MiFID II is one of several financial industry directives being implemented across Europe at the moment, and all are designed to improve the fairness and transparency of the financial services industry – January 2017 might seem a way off, but it is closer than you think.  Setting aside whether or not you agree with the specific measures these directives create opportunities and challenges for the IT departments of every financial services organisation.

One of the key benefits for organisations will be the freedom to embrace technologies that in the past have simply been off limits because governance could not be enforced across the assets.

New technology will ultimately improve the efficiency of financial services operations, but the new MiFID II directive will also require a great deal of automation to produce the data and reporting that then has to be stored in specific locations. Furthermore, systems must be able to identify when people are accessing inappropriate information or services, and when they are communicating with individuals or groups that they should not. Doing this in a passive way through policy rules may have been acceptable in the past, MiFID II requires that this be much more actively monitored.

The new freedoms afforded by mobile technology does come at a cost for financial institutions, but it should be one greatly outweighed by the benefits if implemented correctly. Suddenly traders will be using a range of devices, from any location, to conduct their business. That means that the business has to be prepared in terms of technology, people and processes so that nothing slips through the gaps.  

This means every aspect of IT from provisioning for new employees or devices, right through to when staff leave or hardware is decommissioned needs to be very closely controlled and documented.

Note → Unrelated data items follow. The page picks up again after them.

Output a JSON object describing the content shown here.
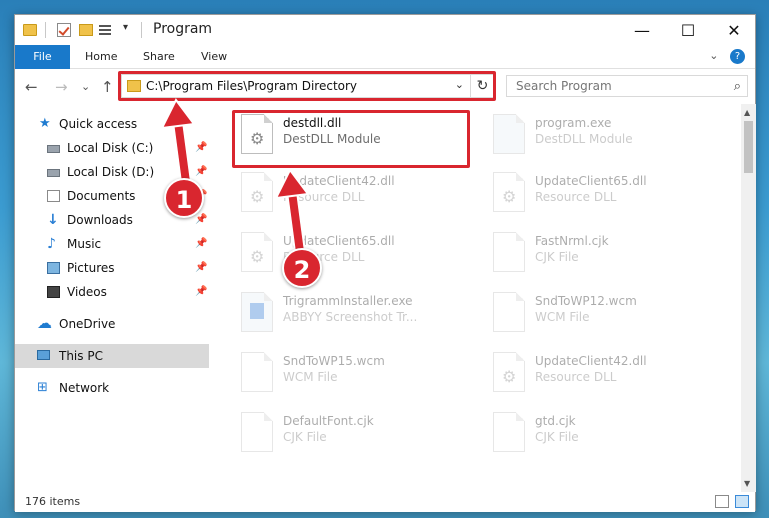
{
  "window": {
    "title": "Program",
    "controls": {
      "minimize": "—",
      "maximize": "☐",
      "close": "✕"
    }
  },
  "ribbon": {
    "tabs": [
      "File",
      "Home",
      "Share",
      "View"
    ],
    "collapse_icon": "⌄",
    "help": "?"
  },
  "nav": {
    "back": "←",
    "forward": "→",
    "recent": "⌄",
    "up": "↑",
    "address": "C:\\Program Files\\Program Directory",
    "address_chevron": "⌄",
    "refresh": "↻",
    "search_placeholder": "Search Program",
    "search_icon": "⌕"
  },
  "sidebar": {
    "items": [
      {
        "label": "Quick access",
        "icon": "quick-access-star-icon",
        "pinned": false
      },
      {
        "label": "Local Disk (C:)",
        "icon": "disk-icon",
        "pinned": true
      },
      {
        "label": "Local Disk (D:)",
        "icon": "disk-icon",
        "pinned": true
      },
      {
        "label": "Documents",
        "icon": "documents-icon",
        "pinned": true
      },
      {
        "label": "Downloads",
        "icon": "downloads-icon",
        "pinned": true
      },
      {
        "label": "Music",
        "icon": "music-icon",
        "pinned": true
      },
      {
        "label": "Pictures",
        "icon": "pictures-icon",
        "pinned": true
      },
      {
        "label": "Videos",
        "icon": "videos-icon",
        "pinned": true
      },
      {
        "label": "OneDrive",
        "icon": "onedrive-icon",
        "pinned": false
      },
      {
        "label": "This PC",
        "icon": "this-pc-icon",
        "pinned": false,
        "selected": true
      },
      {
        "label": "Network",
        "icon": "network-icon",
        "pinned": false
      }
    ],
    "pin_glyph": "📌"
  },
  "files": [
    {
      "name": "destdll.dll",
      "type": "DestDLL Module",
      "highlighted": true
    },
    {
      "name": "program.exe",
      "type": "DestDLL Module"
    },
    {
      "name": "UpdateClient42.dll",
      "type": "Resource DLL"
    },
    {
      "name": "UpdateClient65.dll",
      "type": "Resource DLL"
    },
    {
      "name": "UpdateClient65.dll",
      "type": "Resource DLL"
    },
    {
      "name": "FastNrml.cjk",
      "type": "CJK File"
    },
    {
      "name": "TrigrammInstaller.exe",
      "type": "ABBYY Screenshot Tr..."
    },
    {
      "name": "SndToWP12.wcm",
      "type": "WCM File"
    },
    {
      "name": "SndToWP15.wcm",
      "type": "WCM File"
    },
    {
      "name": "UpdateClient42.dll",
      "type": "Resource DLL"
    },
    {
      "name": "DefaultFont.cjk",
      "type": "CJK File"
    },
    {
      "name": "gtd.cjk",
      "type": "CJK File"
    }
  ],
  "status": {
    "item_count": "176 items"
  },
  "annotations": {
    "step1": "1",
    "step2": "2"
  },
  "colors": {
    "accent": "#1979ca",
    "highlight": "#d9262f"
  }
}
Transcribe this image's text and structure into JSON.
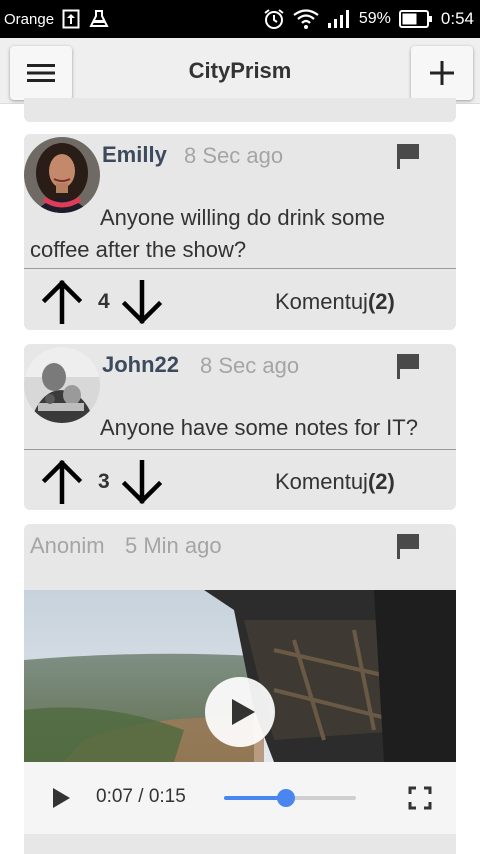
{
  "status_bar": {
    "carrier": "Orange",
    "battery": "59%",
    "time": "0:54"
  },
  "app": {
    "title": "CityPrism"
  },
  "posts": [
    {
      "author": "Emilly",
      "time": "8 Sec ago",
      "text": "Anyone willing do drink some coffee after the show?",
      "votes": "4",
      "comment_label": "Komentuj",
      "comment_count": "(2)"
    },
    {
      "author": "John22",
      "time": "8 Sec ago",
      "text": "Anyone have some notes for IT?",
      "votes": "3",
      "comment_label": "Komentuj",
      "comment_count": "(2)"
    },
    {
      "author": "Anonim",
      "time": "5 Min ago",
      "video": {
        "time_display": "0:07 / 0:15",
        "progress": 0.4667
      }
    }
  ],
  "colors": {
    "accent": "#4a86f0",
    "card_bg": "#e7e7e7",
    "author_color": "#3c4a5c"
  }
}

Under MiFID II, institutions will also be required to store communications telephone and electronic communications for a minimum of five years and some authorities can enforce as long as seven.  In older trading environments where staff where at fixed desks it was easier to do this, but MiFID II is covering technological changes and broader changes in the trading environment that have taken place since 2007.  For this reason, the capture and storage of these messages is harder.  Staff acting on behalf of investors could be using instant messenger, e-mail, telephone, mobile, video conference, or social media sites such as Twitter to communicate, from virtually any location over Ethernet, broadband or 4G. Broadly communications covering reception of transmission of orders; execution of orders for clients; and any own account related work must be recorded. It doesn’t matter whether the communications resulted in the closure of an agreement, if they were intended to move towards that goal, then they must be recorded. Not only must they be recorded but this must be done in a structured way where the information can be quickly queried and retrieved if concerns are raised about compliance or specific trading activities.

At the time of writing MiFID II is 17 months away, which may seem a long time, but as discussed there are number of major areas of the directive that impact the IT department, its technology and processes. The key to success with MiFID II will be a full assessment of the risks, but it is important to understand that this has to be in the context of other directives such as Basel 3 and EMIR – the relationship between all pending directives has to be considered.

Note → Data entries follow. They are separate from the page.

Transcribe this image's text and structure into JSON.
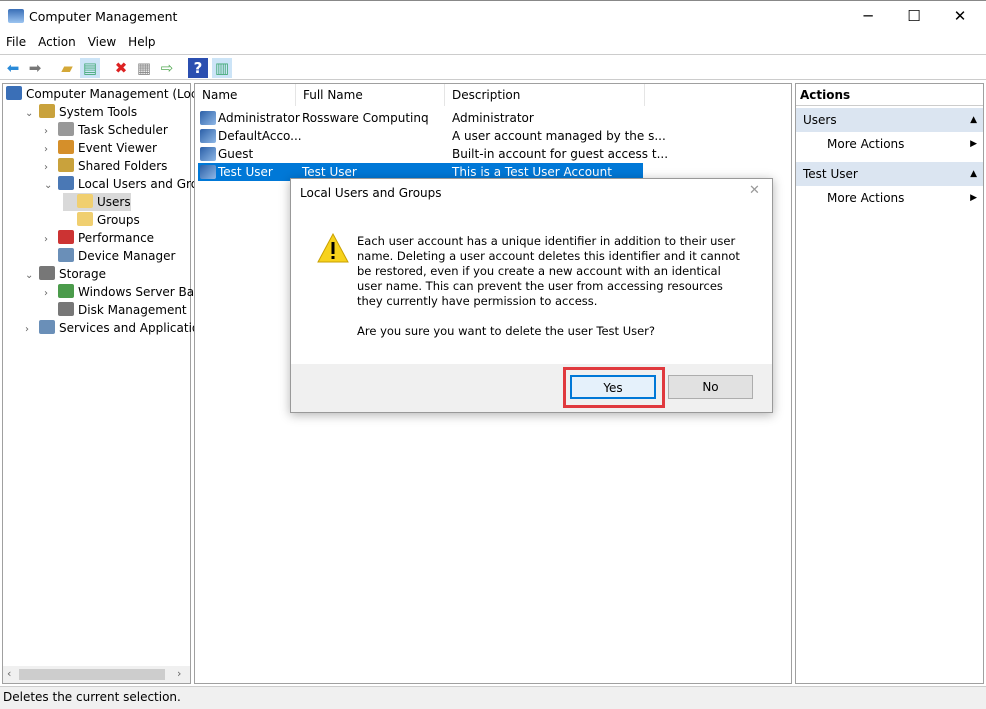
{
  "window": {
    "title": "Computer Management",
    "minimize": "─",
    "maximize": "☐",
    "close": "✕"
  },
  "menu": [
    "File",
    "Action",
    "View",
    "Help"
  ],
  "tree": [
    {
      "label": "Computer Management (Local",
      "level": 0,
      "chev": ""
    },
    {
      "label": "System Tools",
      "level": 1,
      "chev": "⌄"
    },
    {
      "label": "Task Scheduler",
      "level": 2,
      "chev": "›"
    },
    {
      "label": "Event Viewer",
      "level": 2,
      "chev": "›"
    },
    {
      "label": "Shared Folders",
      "level": 2,
      "chev": "›"
    },
    {
      "label": "Local Users and Groups",
      "level": 2,
      "chev": "⌄"
    },
    {
      "label": "Users",
      "level": 3,
      "chev": "",
      "selected": true
    },
    {
      "label": "Groups",
      "level": 3,
      "chev": ""
    },
    {
      "label": "Performance",
      "level": 2,
      "chev": "›"
    },
    {
      "label": "Device Manager",
      "level": 2,
      "chev": ""
    },
    {
      "label": "Storage",
      "level": 1,
      "chev": "⌄"
    },
    {
      "label": "Windows Server Backup",
      "level": 2,
      "chev": "›"
    },
    {
      "label": "Disk Management",
      "level": 2,
      "chev": ""
    },
    {
      "label": "Services and Applications",
      "level": 1,
      "chev": "›"
    }
  ],
  "list": {
    "columns": [
      "Name",
      "Full Name",
      "Description"
    ],
    "rows": [
      {
        "name": "Administrator",
        "full": "Rossware Computinq",
        "desc": "Administrator"
      },
      {
        "name": "DefaultAcco...",
        "full": "",
        "desc": "A user account managed by the s..."
      },
      {
        "name": "Guest",
        "full": "",
        "desc": "Built-in account for guest access t..."
      },
      {
        "name": "Test User",
        "full": "Test User",
        "desc": "This is a Test User Account",
        "selected": true
      }
    ]
  },
  "actions": {
    "header": "Actions",
    "sections": [
      {
        "title": "Users",
        "item": "More Actions"
      },
      {
        "title": "Test User",
        "item": "More Actions"
      }
    ]
  },
  "dialog": {
    "title": "Local Users and Groups",
    "message": "Each user account has a unique identifier in addition to their user name. Deleting a user account deletes this identifier and it cannot be restored, even if you create a new account with an identical user name. This can prevent the user from accessing resources they currently have permission to access.",
    "question": "Are you sure you want to delete the user Test User?",
    "yes": "Yes",
    "no": "No",
    "close": "✕"
  },
  "status": "Deletes the current selection.",
  "colors": {
    "selection": "#0078d7",
    "highlight": "#e0393e"
  }
}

If you outsource any of your IT, then you need to set up a working group capable of assessing the technology and process requirements for full compliance in January 2017.  For some, a partner outside that group of suppliers might be the right way to fully audit and manage the introduction of new processes and technology.  Either way that risk assessment is simply the first of many steps.  It may seem a long way off but any business that thinks it can rush MiFID II is setting itself up for a serious fines and a reputational fall under the gaze of regulators. In an industry that is only just moving out from under the cloud of recent years, that is a risk none can afford.